Un herbivore qui s’adapte

Le chamois est un herbivore opportuniste dont le régime alimentaire varie considérablement selon les saisons. Il s'adapte aux ressources de son environnement alpin ou forestier pour subvenir à ses besoins. Il se nourrit notamment de berce des prés, de graminées, de fleurs des alpages, d’arbustes et même de fougères. Son système digestif est si bien adapté qu’ils peuvent même consommer certaines plantes vénéneuses comme la belladone et l’aconit !

Funambule des montagnes

Les zones escarpées entrecoupées de falaises sont caractéristiques de l’habitat du chamois. Excellent grimpeur, il y trouve refuge face à ses prédateurs, notamment le lynx et le loup. Sa silhouette robuste et ses longues pattes lui permettent d’évoluer avec aisance sur les terrains rocailleux et abrupts.
Ses onglons sont munis de parties centrales souples (appelées « soles ») qui agissent comme des ventouses naturelles, lui permettant de se déplacer en toute sécurité dans les falaises. D’ailleurs, son nom latin, Rupicapra rupicapra, signifie littéralement « chèvre des rochers ».

Densité de population

Le chamois est naturellement présent dans les zones forestières des étages subalpin et montagnard, mais il peut parfois être observé sur le Plateau jusqu’à l’étage collinéen. Il n’existe pas de chiffre officiel récent et fiables pour l'ensemble des populations de chamois de l'arc jurassien suisse. À l’échelle du canton de Berne, qui inclut le Jura bernois, l’effectif global se situe autour de 12'000 animaux. Dans la Combe Grède, entre le village de Villeret et la crête du Chasseral, on compte une septantaine d’individus.

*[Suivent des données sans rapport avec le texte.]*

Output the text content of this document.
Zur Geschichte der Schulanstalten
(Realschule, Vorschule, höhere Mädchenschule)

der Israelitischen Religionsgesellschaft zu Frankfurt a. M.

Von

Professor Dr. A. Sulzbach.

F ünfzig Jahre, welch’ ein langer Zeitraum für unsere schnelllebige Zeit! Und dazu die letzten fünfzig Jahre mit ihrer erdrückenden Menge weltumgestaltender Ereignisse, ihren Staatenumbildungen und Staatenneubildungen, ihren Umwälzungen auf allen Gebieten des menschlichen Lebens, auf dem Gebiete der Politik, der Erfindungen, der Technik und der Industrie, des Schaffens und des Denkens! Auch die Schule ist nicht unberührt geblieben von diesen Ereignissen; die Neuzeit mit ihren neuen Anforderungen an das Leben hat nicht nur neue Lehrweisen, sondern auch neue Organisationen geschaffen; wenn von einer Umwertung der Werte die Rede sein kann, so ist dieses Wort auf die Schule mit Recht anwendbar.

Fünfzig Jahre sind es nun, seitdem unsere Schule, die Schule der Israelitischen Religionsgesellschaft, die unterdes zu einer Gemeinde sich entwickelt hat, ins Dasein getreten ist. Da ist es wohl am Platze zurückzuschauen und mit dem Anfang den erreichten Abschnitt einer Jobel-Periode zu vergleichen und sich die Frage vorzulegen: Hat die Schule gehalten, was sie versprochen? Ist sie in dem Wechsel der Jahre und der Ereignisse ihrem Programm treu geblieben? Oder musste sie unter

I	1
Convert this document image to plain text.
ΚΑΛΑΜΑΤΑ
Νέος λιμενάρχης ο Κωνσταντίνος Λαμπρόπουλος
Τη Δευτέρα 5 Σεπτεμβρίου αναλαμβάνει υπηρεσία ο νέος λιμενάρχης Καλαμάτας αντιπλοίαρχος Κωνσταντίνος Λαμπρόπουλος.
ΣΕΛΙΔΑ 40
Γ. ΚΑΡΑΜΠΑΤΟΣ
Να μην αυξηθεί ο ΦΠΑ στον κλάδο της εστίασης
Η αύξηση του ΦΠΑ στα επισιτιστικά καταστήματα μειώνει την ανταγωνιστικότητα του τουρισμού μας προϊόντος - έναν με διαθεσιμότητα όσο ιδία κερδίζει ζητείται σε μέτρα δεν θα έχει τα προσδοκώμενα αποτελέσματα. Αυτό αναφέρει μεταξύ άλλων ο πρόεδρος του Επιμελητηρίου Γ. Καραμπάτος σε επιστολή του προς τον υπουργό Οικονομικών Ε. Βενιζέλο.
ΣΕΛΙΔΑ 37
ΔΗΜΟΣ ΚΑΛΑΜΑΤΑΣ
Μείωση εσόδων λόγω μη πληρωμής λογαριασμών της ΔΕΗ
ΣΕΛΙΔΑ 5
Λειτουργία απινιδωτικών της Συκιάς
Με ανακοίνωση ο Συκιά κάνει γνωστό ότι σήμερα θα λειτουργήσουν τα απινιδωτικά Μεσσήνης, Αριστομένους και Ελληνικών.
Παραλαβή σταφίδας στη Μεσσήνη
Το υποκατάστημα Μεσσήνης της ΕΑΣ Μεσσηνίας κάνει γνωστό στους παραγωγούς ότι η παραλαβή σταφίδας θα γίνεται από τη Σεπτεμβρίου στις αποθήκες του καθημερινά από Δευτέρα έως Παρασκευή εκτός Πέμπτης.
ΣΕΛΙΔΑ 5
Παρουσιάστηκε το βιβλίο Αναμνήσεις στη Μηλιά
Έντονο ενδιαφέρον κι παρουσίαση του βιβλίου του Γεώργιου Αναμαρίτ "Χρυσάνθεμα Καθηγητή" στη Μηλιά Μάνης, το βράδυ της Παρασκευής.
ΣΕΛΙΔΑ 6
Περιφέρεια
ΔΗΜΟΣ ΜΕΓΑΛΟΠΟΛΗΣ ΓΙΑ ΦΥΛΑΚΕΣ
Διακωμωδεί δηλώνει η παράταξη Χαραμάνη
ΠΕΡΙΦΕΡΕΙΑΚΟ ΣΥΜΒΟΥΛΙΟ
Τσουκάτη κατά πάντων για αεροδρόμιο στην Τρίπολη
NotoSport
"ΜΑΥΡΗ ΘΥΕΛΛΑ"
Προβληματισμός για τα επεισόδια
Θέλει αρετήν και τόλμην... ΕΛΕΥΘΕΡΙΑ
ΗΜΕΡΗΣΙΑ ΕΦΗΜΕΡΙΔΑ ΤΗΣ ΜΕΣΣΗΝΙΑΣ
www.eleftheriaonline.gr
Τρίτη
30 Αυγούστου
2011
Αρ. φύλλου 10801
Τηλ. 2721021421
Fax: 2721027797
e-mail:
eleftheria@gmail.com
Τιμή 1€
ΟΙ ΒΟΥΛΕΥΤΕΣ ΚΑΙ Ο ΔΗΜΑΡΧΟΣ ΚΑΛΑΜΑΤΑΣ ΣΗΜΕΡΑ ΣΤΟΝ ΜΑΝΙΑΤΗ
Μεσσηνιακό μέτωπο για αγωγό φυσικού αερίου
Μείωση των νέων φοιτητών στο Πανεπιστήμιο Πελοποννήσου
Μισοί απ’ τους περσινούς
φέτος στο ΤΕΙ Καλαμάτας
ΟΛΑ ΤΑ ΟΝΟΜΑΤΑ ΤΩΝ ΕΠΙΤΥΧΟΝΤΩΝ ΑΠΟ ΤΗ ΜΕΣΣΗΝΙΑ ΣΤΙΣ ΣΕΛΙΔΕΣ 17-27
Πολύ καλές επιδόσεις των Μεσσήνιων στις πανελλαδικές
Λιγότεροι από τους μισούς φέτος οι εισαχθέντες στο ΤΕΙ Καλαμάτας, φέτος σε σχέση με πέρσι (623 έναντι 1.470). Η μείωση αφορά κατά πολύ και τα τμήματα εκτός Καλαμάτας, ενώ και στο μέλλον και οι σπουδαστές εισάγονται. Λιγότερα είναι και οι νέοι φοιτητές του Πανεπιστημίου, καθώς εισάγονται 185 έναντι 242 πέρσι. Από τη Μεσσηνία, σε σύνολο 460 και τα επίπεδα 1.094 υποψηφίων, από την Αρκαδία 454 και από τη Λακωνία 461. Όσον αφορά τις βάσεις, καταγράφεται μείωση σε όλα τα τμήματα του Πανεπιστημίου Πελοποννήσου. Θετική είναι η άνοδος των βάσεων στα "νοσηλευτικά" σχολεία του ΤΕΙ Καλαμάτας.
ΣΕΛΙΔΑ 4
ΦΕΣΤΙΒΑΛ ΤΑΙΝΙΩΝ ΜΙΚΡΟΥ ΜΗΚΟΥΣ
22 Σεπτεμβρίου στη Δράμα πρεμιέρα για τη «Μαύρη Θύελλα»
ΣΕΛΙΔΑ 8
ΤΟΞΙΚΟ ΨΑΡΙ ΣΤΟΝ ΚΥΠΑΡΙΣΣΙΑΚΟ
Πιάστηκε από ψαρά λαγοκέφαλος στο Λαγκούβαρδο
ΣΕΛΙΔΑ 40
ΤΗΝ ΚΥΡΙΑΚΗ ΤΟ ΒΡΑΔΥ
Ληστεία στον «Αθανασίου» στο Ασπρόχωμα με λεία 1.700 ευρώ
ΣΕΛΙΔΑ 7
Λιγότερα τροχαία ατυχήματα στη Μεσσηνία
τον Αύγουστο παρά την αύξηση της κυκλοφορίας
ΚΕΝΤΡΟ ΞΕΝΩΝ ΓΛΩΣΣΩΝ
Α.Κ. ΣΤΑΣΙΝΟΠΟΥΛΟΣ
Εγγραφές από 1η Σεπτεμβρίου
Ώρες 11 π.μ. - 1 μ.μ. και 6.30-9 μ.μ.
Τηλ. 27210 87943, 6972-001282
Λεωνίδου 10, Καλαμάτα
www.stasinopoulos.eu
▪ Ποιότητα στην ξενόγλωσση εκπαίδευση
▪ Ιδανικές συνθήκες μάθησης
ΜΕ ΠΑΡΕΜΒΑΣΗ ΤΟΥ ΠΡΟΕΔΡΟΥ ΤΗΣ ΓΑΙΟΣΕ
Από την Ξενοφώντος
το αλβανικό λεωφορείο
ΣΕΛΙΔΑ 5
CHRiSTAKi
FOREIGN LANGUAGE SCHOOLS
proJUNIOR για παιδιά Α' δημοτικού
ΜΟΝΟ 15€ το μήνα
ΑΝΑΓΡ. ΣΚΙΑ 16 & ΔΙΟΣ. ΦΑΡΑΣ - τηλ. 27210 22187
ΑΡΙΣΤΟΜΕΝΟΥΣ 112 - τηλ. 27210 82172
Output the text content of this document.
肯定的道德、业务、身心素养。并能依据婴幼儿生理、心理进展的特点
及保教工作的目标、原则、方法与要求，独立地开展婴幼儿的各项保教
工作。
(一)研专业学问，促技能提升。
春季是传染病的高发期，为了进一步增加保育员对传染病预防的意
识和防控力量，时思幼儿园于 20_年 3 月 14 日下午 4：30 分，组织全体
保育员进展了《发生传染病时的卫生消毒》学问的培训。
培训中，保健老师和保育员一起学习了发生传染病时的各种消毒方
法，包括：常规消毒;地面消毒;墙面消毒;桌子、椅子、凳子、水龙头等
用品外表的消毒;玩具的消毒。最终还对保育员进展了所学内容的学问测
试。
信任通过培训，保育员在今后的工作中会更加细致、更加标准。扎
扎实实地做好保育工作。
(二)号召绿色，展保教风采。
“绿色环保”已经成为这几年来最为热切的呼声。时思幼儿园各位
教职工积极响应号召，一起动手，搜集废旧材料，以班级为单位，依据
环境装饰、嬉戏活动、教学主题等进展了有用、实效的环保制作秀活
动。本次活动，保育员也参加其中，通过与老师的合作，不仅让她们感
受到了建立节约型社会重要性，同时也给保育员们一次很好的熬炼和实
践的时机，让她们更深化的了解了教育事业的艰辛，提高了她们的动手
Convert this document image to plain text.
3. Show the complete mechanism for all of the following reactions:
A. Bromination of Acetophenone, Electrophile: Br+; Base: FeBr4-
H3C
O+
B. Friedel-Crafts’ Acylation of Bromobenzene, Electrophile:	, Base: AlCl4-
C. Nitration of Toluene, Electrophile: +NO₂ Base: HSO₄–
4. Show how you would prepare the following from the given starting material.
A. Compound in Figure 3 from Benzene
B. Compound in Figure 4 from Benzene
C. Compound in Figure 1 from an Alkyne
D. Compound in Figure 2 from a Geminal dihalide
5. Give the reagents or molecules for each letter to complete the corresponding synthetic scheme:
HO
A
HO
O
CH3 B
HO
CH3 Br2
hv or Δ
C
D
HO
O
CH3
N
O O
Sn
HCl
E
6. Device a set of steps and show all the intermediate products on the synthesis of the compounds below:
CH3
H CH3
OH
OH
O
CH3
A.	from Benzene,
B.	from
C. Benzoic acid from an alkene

Recensement dans le canton du Jura : https://canalalpha.ch/play/le-journal/topic/37239/le-recensement-annuel-des-chamois

Sensibles aux dérangements en hiver

Fuir dans la neige profonde coûte jusqu'à 60 fois plus d'énergie au chamois que la marche normale, ce qui le rend donc particulièrement sensible au dérangement en hiver. A cette période où la nourriture est rare, les activités humaines, comme le ski de randonnée ou les sorties en raquettes peuvent provoquer des fuites répétées qui épuisent les réserves énergétiques vitales de l'animal, augmentant ainsi considérablement le risque de mortalité par stress et épuisement. Pour éviter cela, il est indispensable de respecter les zones de tranquillité créées pour la faune. Délimitées par les autorités, elles permettent aux chamois de se reposer et de s'alimenter paisiblement.